Одобрительное ворчание. Посуда убирается в буфет.
— Ну, если я правильно поняла, мы тут застряли. Жан пообещал звонить каждый вечер. Мужчины, мужчины… никогда нельзя на них рассчитывать!
Почему же. Можно, когда речь идет об убийстве. О разрушении. Не скрывается ли в примитивном сексизме моего замечания тайная рана? Внимательный взгляд больших бровастых глаз Психоаналитика. (Я настаиваю на авторстве слова «бровастые»). Пошел вон, Психоаналитик! Ты такой же подлый мужик!
Телефон. Звонки начинают действовать мне на нервы. Включается автоответчик:
— Говорит старшина Лорье!
Иветт сразу берет трубку.
Долгое молчание, прерываемое «как же это?» и «правда?».
К счастью, у дяди телефон старой модели. Иветт прикладывает трубку к моему уху.
Голос Лорье — усталый, невыразительный.
— Я сказал мадам Ольцински, что вы, наверное, удивлены, почему Соня, — он переводит дыхание, — позвонила в дом вашего дяди?

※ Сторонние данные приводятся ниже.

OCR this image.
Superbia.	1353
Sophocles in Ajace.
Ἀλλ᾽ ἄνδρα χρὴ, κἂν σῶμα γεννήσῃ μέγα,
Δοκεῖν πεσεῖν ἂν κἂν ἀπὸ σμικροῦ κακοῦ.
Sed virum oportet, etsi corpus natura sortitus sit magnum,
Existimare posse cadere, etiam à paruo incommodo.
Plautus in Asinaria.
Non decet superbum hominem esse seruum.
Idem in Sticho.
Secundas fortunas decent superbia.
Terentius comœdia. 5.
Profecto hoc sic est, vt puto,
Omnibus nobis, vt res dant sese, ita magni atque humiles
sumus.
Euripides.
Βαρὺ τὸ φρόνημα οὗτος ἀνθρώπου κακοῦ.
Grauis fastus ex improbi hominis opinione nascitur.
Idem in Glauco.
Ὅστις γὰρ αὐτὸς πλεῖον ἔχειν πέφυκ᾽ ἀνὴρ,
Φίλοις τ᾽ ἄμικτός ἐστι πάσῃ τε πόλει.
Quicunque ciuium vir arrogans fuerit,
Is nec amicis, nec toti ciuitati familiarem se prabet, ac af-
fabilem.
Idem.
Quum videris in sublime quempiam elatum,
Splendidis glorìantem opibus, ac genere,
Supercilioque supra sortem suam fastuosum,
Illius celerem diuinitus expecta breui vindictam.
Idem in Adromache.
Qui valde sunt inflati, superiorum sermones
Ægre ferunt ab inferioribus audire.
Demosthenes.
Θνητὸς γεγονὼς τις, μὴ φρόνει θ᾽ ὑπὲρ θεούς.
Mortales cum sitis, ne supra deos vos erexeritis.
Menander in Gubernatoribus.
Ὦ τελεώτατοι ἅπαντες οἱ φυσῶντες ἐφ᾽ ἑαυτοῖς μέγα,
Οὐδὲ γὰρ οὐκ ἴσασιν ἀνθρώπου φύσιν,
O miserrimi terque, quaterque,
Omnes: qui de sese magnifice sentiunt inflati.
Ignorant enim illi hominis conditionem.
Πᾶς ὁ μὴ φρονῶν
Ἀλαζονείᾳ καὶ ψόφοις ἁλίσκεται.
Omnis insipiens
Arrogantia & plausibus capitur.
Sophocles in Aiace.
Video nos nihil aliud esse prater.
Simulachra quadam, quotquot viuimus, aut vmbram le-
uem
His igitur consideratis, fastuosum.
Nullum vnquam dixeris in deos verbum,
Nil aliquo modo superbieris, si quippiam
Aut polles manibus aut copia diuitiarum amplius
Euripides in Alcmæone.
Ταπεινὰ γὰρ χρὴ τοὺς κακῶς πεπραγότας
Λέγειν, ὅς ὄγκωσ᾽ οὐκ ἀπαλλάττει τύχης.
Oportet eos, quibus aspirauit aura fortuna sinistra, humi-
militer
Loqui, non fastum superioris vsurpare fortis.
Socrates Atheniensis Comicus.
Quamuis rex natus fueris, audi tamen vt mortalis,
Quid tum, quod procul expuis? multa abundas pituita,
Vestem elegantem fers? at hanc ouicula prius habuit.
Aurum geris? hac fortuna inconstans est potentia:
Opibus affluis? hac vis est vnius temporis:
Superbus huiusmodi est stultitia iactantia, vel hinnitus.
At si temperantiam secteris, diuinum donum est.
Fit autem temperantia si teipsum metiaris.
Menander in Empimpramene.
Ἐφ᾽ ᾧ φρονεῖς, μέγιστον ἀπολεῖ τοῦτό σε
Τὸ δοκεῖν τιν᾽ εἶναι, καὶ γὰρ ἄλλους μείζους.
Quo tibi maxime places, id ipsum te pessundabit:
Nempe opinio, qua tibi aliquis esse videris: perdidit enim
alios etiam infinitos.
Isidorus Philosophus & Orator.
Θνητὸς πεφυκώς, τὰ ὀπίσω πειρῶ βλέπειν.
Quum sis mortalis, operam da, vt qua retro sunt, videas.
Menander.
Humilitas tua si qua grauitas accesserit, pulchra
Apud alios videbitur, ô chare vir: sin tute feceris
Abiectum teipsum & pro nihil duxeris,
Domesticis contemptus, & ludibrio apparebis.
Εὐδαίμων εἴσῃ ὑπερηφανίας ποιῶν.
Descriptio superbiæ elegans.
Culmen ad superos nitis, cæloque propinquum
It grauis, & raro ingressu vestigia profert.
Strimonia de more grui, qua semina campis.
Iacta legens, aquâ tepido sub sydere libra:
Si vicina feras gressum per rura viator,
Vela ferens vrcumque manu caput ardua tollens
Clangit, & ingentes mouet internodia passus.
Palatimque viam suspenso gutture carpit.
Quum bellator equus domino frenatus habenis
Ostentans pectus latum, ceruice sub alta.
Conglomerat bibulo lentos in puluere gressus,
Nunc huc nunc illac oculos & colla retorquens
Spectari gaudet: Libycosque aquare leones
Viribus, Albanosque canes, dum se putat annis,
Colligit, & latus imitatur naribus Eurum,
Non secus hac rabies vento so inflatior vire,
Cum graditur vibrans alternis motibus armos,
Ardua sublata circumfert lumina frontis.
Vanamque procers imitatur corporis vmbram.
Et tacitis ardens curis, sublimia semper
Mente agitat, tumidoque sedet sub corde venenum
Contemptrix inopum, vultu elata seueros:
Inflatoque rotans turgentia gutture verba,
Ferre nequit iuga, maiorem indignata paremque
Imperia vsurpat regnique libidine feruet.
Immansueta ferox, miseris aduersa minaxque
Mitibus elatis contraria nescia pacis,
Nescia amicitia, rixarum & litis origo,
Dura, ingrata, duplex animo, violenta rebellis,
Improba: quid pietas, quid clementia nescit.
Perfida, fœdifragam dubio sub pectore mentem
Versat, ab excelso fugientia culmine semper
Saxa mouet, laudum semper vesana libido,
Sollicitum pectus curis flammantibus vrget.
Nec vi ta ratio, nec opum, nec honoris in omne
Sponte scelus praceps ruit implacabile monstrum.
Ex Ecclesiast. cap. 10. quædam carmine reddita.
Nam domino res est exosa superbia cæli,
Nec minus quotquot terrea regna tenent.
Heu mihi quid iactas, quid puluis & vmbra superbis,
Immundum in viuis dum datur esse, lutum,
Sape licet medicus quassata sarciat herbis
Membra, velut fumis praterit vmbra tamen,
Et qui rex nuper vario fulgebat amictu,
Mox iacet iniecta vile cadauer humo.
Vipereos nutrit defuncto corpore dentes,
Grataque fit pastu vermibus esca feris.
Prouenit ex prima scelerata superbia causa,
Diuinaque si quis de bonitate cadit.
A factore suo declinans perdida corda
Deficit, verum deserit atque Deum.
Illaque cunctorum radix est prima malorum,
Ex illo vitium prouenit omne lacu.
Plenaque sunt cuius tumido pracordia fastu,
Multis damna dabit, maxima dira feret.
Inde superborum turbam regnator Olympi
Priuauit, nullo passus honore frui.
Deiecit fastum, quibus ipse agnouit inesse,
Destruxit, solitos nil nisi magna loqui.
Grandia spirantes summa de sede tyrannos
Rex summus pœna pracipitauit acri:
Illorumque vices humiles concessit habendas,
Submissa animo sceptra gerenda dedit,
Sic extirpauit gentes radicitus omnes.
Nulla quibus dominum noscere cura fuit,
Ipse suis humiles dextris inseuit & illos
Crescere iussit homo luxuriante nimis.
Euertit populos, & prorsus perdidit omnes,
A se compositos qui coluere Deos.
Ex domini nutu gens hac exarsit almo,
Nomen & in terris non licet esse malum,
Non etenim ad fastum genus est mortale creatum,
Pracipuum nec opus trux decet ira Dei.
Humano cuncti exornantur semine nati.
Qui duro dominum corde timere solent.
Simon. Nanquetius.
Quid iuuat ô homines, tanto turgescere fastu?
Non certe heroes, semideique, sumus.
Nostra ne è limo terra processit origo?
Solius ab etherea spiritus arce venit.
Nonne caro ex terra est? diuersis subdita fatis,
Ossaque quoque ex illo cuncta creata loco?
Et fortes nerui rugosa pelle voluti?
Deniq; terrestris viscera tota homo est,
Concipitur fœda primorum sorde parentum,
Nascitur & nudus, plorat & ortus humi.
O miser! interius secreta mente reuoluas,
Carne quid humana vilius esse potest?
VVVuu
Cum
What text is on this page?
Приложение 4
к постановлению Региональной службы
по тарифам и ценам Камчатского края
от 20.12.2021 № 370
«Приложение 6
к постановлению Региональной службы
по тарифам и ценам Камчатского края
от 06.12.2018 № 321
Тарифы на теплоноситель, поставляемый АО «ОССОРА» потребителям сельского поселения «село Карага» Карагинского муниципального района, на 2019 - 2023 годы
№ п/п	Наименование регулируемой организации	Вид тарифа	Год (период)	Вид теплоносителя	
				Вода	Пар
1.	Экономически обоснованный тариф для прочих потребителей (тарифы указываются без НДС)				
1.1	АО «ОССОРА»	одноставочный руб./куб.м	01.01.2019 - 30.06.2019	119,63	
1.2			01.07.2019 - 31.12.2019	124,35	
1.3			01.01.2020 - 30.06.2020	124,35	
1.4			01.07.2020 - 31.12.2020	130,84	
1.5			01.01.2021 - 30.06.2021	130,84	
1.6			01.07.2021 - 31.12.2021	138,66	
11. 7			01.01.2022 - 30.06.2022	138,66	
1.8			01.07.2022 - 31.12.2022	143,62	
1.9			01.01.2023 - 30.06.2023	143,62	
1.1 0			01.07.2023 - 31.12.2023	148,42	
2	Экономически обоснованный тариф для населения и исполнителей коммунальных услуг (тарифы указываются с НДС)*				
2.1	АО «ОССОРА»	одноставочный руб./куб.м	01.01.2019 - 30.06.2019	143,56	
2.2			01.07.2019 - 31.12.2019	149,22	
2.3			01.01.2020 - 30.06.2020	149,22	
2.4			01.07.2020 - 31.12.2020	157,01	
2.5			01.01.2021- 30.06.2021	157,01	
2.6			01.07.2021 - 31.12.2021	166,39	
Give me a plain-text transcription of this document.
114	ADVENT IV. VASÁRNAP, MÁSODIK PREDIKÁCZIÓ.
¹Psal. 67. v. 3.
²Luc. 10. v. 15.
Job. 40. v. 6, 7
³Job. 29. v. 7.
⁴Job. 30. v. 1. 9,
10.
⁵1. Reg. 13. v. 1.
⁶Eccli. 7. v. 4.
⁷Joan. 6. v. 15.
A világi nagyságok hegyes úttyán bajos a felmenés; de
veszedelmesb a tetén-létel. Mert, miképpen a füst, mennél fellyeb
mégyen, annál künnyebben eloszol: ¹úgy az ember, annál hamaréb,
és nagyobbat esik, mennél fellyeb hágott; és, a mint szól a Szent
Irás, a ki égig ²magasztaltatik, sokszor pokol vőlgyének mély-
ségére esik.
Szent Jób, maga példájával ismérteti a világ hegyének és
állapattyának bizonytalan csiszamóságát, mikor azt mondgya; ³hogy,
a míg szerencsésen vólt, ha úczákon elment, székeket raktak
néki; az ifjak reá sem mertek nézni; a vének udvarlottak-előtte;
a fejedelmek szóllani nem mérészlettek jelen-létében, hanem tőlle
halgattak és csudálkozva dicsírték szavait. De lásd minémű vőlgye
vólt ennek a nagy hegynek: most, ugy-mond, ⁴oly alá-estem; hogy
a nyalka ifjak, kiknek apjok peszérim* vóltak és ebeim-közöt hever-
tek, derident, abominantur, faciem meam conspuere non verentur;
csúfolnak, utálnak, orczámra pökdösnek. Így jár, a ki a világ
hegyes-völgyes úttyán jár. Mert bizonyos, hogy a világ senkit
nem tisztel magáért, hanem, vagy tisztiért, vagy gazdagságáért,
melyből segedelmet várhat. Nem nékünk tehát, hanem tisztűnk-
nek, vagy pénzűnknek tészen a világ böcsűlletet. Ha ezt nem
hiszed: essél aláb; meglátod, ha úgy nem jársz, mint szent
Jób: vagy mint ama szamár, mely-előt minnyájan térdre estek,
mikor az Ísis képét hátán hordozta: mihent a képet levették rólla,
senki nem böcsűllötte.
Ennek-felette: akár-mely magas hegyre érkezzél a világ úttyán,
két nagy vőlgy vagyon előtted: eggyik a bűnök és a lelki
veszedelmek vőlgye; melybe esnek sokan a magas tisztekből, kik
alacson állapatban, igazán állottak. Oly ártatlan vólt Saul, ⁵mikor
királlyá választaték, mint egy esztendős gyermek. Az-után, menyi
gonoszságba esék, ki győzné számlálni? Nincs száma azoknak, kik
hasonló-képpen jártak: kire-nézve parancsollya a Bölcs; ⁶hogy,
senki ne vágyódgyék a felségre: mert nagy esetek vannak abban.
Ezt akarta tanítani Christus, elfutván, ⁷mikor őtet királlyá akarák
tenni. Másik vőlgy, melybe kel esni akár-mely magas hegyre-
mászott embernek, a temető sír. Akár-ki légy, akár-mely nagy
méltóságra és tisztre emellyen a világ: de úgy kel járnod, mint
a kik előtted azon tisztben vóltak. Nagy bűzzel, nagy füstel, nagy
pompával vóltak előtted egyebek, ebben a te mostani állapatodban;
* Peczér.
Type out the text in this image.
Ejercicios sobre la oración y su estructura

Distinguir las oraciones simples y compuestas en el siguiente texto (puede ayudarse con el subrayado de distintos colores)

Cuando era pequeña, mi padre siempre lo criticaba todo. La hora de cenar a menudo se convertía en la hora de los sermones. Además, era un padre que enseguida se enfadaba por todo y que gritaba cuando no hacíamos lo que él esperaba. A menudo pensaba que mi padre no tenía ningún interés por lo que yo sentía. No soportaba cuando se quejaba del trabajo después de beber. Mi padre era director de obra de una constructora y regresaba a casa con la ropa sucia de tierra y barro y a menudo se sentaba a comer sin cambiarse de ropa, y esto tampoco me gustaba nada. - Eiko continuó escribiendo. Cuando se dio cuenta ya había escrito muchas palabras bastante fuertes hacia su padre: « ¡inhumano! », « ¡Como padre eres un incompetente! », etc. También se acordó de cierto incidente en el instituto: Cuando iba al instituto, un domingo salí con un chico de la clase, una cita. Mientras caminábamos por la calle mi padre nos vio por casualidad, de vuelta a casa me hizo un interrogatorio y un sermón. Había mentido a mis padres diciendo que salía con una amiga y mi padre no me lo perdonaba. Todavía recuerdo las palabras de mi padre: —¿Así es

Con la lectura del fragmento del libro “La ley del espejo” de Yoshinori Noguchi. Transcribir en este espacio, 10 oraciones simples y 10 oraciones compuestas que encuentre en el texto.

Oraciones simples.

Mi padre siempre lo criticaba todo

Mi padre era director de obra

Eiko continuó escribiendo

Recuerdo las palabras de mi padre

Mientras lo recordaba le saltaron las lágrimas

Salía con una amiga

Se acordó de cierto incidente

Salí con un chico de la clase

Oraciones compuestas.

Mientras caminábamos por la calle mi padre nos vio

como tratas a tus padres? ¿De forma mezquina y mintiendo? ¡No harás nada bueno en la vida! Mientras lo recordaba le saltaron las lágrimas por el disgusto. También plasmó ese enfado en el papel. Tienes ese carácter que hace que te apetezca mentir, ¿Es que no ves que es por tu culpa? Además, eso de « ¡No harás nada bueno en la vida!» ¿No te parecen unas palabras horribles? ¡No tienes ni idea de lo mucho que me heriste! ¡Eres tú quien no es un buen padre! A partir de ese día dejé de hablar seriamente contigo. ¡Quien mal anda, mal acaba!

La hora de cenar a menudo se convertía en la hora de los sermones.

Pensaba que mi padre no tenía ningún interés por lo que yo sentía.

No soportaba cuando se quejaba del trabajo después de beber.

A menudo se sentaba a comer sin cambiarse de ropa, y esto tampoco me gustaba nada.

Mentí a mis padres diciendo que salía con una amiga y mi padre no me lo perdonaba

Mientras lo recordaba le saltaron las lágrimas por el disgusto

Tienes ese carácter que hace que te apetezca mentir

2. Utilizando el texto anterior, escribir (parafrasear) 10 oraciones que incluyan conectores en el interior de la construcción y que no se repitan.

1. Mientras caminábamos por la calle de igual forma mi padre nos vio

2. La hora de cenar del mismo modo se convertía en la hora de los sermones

— Верно! — подтверждает Иветт.
— Соня рассказывала мне, что у нее есть крестный, который иногда подкидывал ей деньжат. Пожилой человек, из местных, в свое время пел в хоре с ее дядькой Моро. Некто Фернан. До сегодняшнего утра я о нем и не вспоминал. Как зовут вашего дядю?
— Фернан Андриоли, — отвечает Иветт.
— Шнабель так мне и сказал. Вот и объяснение ее звонку. Этот номер был первым в записной книжке ее мобильника.
Он добавляет еле слышно:
— Наверное, нажала кнопку, когда пыталась убежать.
Потом громче:
— У вас есть номер, по которому можно найти господина Андриоли? Это единственный близкий ей человек, Моро Овар умер шесть месяцев назад.
Иветт диктует ему номер дядиного мобильного и уточняет, что он — предприниматель, связан со строительством и сейчас находится в Польше на торговой выставке. Потом кладет трубку и восклицает:
— Вот еще! Ваш дядюшка был крестным этой Сони! Вы представляете?
Представляю ли я… Дядя был крестным отцом Сони. Странно, что он никогда не говорил мне об этом. Странно также, что все кругом связаны со второй жертвой, тогда как о первой никто ничего не знает. Да, такое впечатление, что об анонимной жертве все забыли. А если убийц двое? Если убийство Сони было «классическим» убийством из ревности, ненависти или из-за денег, а ее убийца просто воспользовался сложившимися обстоятельствами в надежде, что все спишут на безумного…
Но какое отношение ко всему этому имеет Вор? Думай, Элиз, заставь работать твои серые клеточки, как сказал бы Пуаро. Вор — влюбленный в меня психопат. Он распинает одну несчастную и дарит мне куски ее тела. Параллельно с этим кто-то убивает электродрелью Соню Овар. Жестокость, с которой совершены убийства, вроде бы, указывает на одного автора, поэтому второй убийца считает себя вне подозрений. Ну что же, эта гипотеза имеет право на существование. Но она ни в коей мере не объясняет мне ни кто такой Вор, ни кто этот имитатор.
Телефон!
Иветт, чье терпение явно на пределе:
— Алло! А, Франсина, здравствуйте… Да, я знаю… Увы, мы первыми узнали об этом… Я вам объясню… Что?… Ох! Какой ужас!… Да, конечно, до скорого.
Вешает трубку.
— Бригадир Шнабель приезжал в Центр, чтобы уточнить расписание Яна. Он был совершенно вне себя. Он сказал, что и представить невозможно, как это чудовище с его дрелью надругалось над бедной девочкой. Шнабель признался Франсине, что его чуть не стошнило, а ведь он прошел Алжир…
Слава Богу, Иветт замолкает. Я была бы очень признательна, если бы она не пересказывала мне подробностей того, что выпало на долю Сони! Предпочитаю думать о чем угодно, кроме этого. Например, о Шнабеле. Предположим, в шестьдесят первом ему было восемнадцать лет, сейчас у нас твухтысячный год, значит, ему лет пятьдесят семь. Не очень-то, наверно, весело ему быть под началом у совсем молоденького парнишки.